One of my new co-workers, Judy, knew I grew up in Georgia. She, too, is from Georgia and brought me a dozen fresh tomatoes from her home town of Claxton, GA (home of the world famous Claxton Fruit Cake that we may/or may not enjoy during the holidays)!
So when you have more tomatoes than you can use for a sandwich, but not enough to can, as if I knew how....here's the perfect recipe:
1-9" deep dish pie shell (bake at 350 for 8-10 minutes)
4-6 ripe tomatoes (fresh....don't even try this in the winter)
-rinse and cut up tomatoes into bite size pieces, try to drain them very well while shell is baking, dab with paper towels if needed. Now my friends, Susan and Belva, would take this tomato juice and create another great dish but we won't talk about their overachieving kitchen skills!

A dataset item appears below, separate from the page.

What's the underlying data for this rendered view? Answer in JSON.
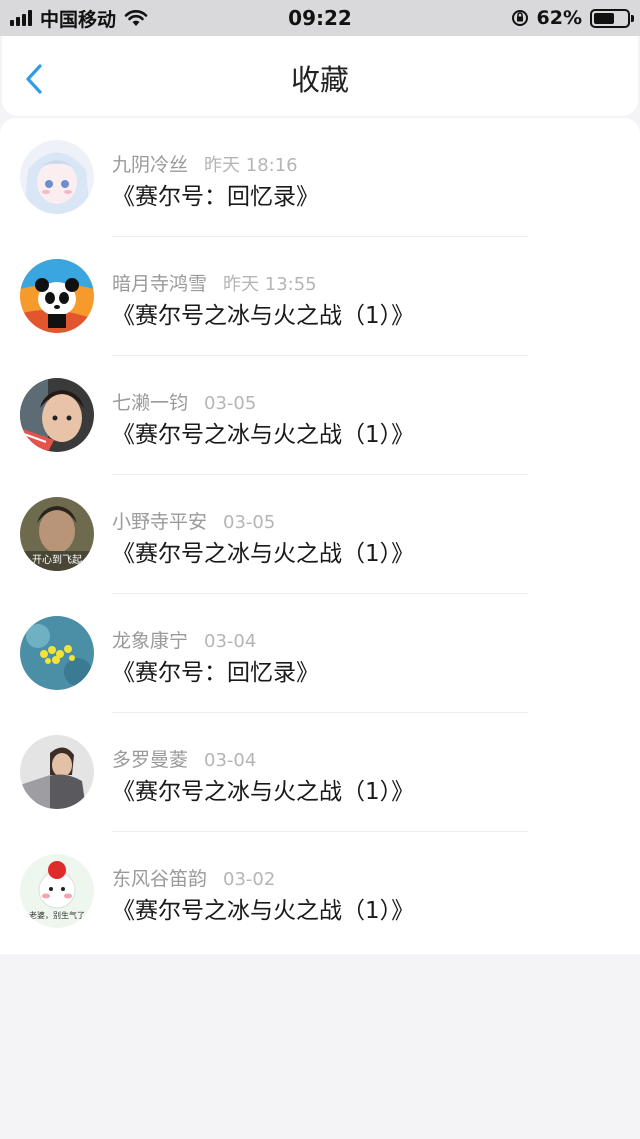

1-2 cups of grated cheddar cheese (you may mix in various cheeses if you like)
1/2 cup of mayonnaise
1/2 teaspoon of Tabasco (or if I'm out, I'll use a sprinkle of crushed red pepper) or you can skip this part
Salt, pepper, onion powder (or fresh for more onion taste), and basil
Sprinkle bottom of pre-baked pie shell with drained tomato chunks. Shake a dash of onion powder on top. In medium bowl, combine mayonnaise, a little salt & pepper, a dash or two of basil, the hot sauce/pepper and the cheese-fold together. This mixture will be thick so you'll need to use a spatula to spread small amounts on top without messing up the tomatoes. Once topping is on, bake in 350 degree oven until brown and bubbly, anywhere from 25-45 minutes (mine is usually done in 30 minutes). Let set up for 10-15 minutes, cut and serve.
Yum, Yum!! Let me know if you try it...post some pictures! We can have a tomato pie gallery!!
Now my cooking is done for the day, so Steve....you're up.